My nephew has been dubbed “destructo-baby.” At six months he hammered a hard plastic Tweety Bird figurine against the solid oak coffee table and left dozens of dents. At nine months he ripped two sections of baseboard off the wall. At eleven months he took a bite out of the spine of a board book. At twelve months he used a hockey puck to spin a globe.
But then, I hold up my hand and say, “high five.” He smiles, leans toward me and ever-so-gently rests his splay-fingered hand against my palm.
He has the propensity to destroy and the propensity for great tenderness. He is both/and.
He rarely sleeps. And. He rarely cries.
He bites—people and things. And. He cuddles.
He eats books. And. He doesn’t complain when they’re taken away.
He is a force of mayhem and a sweet delight. He is both. He doesn’t hide either truth—he hasn’t learned to sweep the parts that have been reprimanded or the parts he doesn’t like into the shadows.
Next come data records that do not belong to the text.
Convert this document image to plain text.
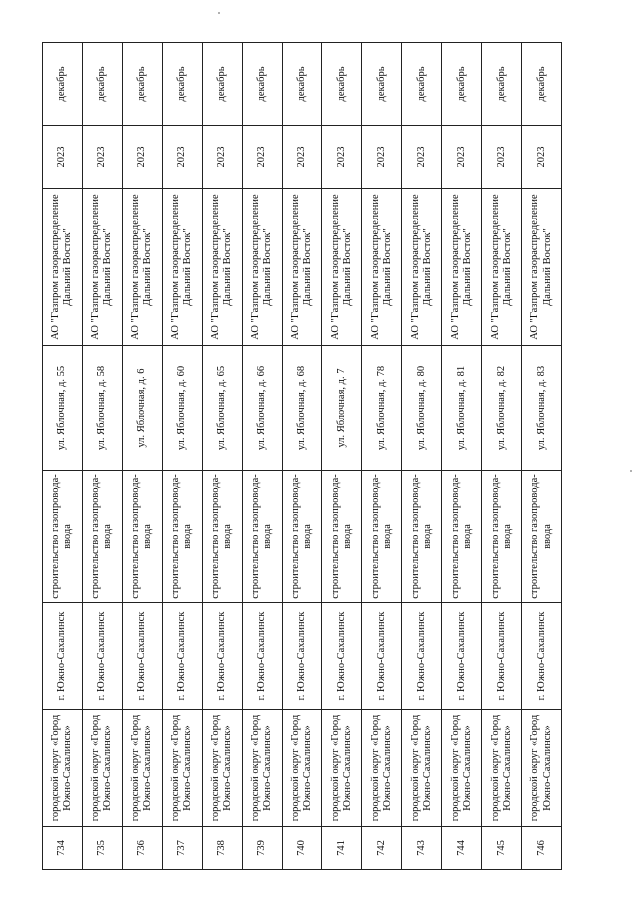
734	городской округ «Город Южно-Сахалинск»	г. Южно-Сахалинск	строительство газопровода-ввода	ул. Яблочная, д. 55	АО "Газпром газораспределение Дальний Восток"	2023	декабрь
735	городской округ «Город Южно-Сахалинск»	г. Южно-Сахалинск	строительство газопровода-ввода	ул. Яблочная, д. 58	АО "Газпром газораспределение Дальний Восток"	2023	декабрь
736	городской округ «Город Южно-Сахалинск»	г. Южно-Сахалинск	строительство газопровода-ввода	ул. Яблочная, д. 6	АО "Газпром газораспределение Дальний Восток"	2023	декабрь
737	городской округ «Город Южно-Сахалинск»	г. Южно-Сахалинск	строительство газопровода-ввода	ул. Яблочная, д. 60	АО "Газпром газораспределение Дальний Восток"	2023	декабрь
738	городской округ «Город Южно-Сахалинск»	г. Южно-Сахалинск	строительство газопровода-ввода	ул. Яблочная, д. 65	АО "Газпром газораспределение Дальний Восток"	2023	декабрь
739	городской округ «Город Южно-Сахалинск»	г. Южно-Сахалинск	строительство газопровода-ввода	ул. Яблочная, д. 66	АО "Газпром газораспределение Дальний Восток"	2023	декабрь
740	городской округ «Город Южно-Сахалинск»	г. Южно-Сахалинск	строительство газопровода-ввода	ул. Яблочная, д. 68	АО "Газпром газораспределение Дальний Восток"	2023	декабрь
741	городской округ «Город Южно-Сахалинск»	г. Южно-Сахалинск	строительство газопровода-ввода	ул. Яблочная, д. 7	АО "Газпром газораспределение Дальний Восток"	2023	декабрь
742	городской округ «Город Южно-Сахалинск»	г. Южно-Сахалинск	строительство газопровода-ввода	ул. Яблочная, д. 78	АО "Газпром газораспределение Дальний Восток"	2023	декабрь
743	городской округ «Город Южно-Сахалинск»	г. Южно-Сахалинск	строительство газопровода-ввода	ул. Яблочная, д. 80	АО "Газпром газораспределение Дальний Восток"	2023	декабрь
744	городской округ «Город Южно-Сахалинск»	г. Южно-Сахалинск	строительство газопровода-ввода	ул. Яблочная, д. 81	АО "Газпром газораспределение Дальний Восток"	2023	декабрь
745	городской округ «Город Южно-Сахалинск»	г. Южно-Сахалинск	строительство газопровода-ввода	ул. Яблочная, д. 82	АО "Газпром газораспределение Дальний Восток"	2023	декабрь
746	городской округ «Город Южно-Сахалинск»	г. Южно-Сахалинск	строительство газопровода-ввода	ул. Яблочная, д. 83	АО "Газпром газораспределение Дальний Восток"	2023	декабрь
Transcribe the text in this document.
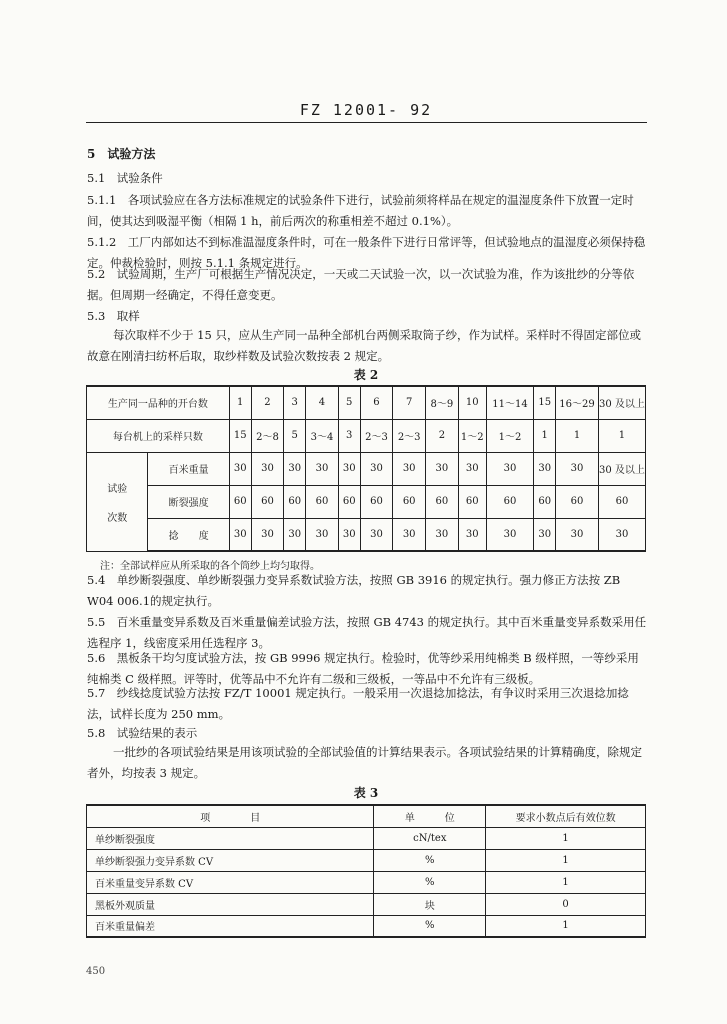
FZ 12001- 92

5　试验方法

5.1　试验条件

5.1.1　各项试验应在各方法标准规定的试验条件下进行，试验前须将样品在规定的温湿度条件下放置一定时间，使其达到吸湿平衡（相隔 1 h，前后两次的称重相差不超过 0.1%）。

5.1.2　工厂内部如达不到标准温湿度条件时，可在一般条件下进行日常评等，但试验地点的温湿度必须保持稳定。仲裁检验时，则按 5.1.1 条规定进行。

5.2　试验周期，生产厂可根据生产情况决定，一天或二天试验一次，以一次试验为准，作为该批纱的分等依据。但周期一经确定，不得任意变更。

5.3　取样

每次取样不少于 15 只，应从生产同一品种全部机台两侧采取筒子纱，作为试样。采样时不得固定部位或故意在刚清扫纺杯后取，取纱样数及试验次数按表 2 规定。

表 2
生产同一品种的开台数		1	2	3	4	5	6	7	8～9	10	11～14	15	16～29	30 及以上
每台机上的采样只数		15	2～8	5	3～4	3	2～3	2～3	2	1～2	1～2	1	1	1

试验
次数	百米重量	30	30	30	30	30	30	30	30	30	30	30	30	30 及以上
	断裂强度	60	60	60	60	60	60	60	60	60	60	60	60	60
	捻　　度	30	30	30	30	30	30	30	30	30	30	30	30	30
注：全部试样应从所采取的各个筒纱上均匀取得。

5.4　单纱断裂强度、单纱断裂强力变异系数试验方法，按照 GB 3916 的规定执行。强力修正方法按 ZB W04 006.1的规定执行。

5.5　百米重量变异系数及百米重量偏差试验方法，按照 GB 4743 的规定执行。其中百米重量变异系数采用任选程序 1，线密度采用任选程序 3。

5.6　黑板条干均匀度试验方法，按 GB 9996 规定执行。检验时，优等纱采用纯棉类 B 级样照，一等纱采用纯棉类 C 级样照。评等时，优等品中不允许有二级和三级板，一等品中不允许有三级板。

5.7　纱线捻度试验方法按 FZ/T 10001 规定执行。一般采用一次退捻加捻法，有争议时采用三次退捻加捻法，试样长度为 250 mm。

5.8　试验结果的表示

一批纱的各项试验结果是用该项试验的全部试验值的计算结果表示。各项试验结果的计算精确度，除规定者外，均按表 3 规定。

表 3
项　　　　目	单　　　位	要求小数点后有效位数
单纱断裂强度	cN/tex	1
单纱断裂强力变异系数 CV	%	1
百米重量变异系数 CV	%	1
黑板外观质量	块	0
百米重量偏差	%	1
450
He is who he is. All the time.
I, too, am both/and . . . but I’ve lost my transparency. I’ve compartmentalized in an attempt to be either/or. I fall into the trap of binary thinking, yet I know there are infinite points between zero and one. The line of my life contains them all. Still I try to control which facets I reveal of the image I’ve crafted for decades. But who is fooled?
My sharp edges and unflattering qualities take longer to surface in relationship than the time it takes for my nephew’s penchant for damaging things to emerge; but we both show more of ourselves than we realize.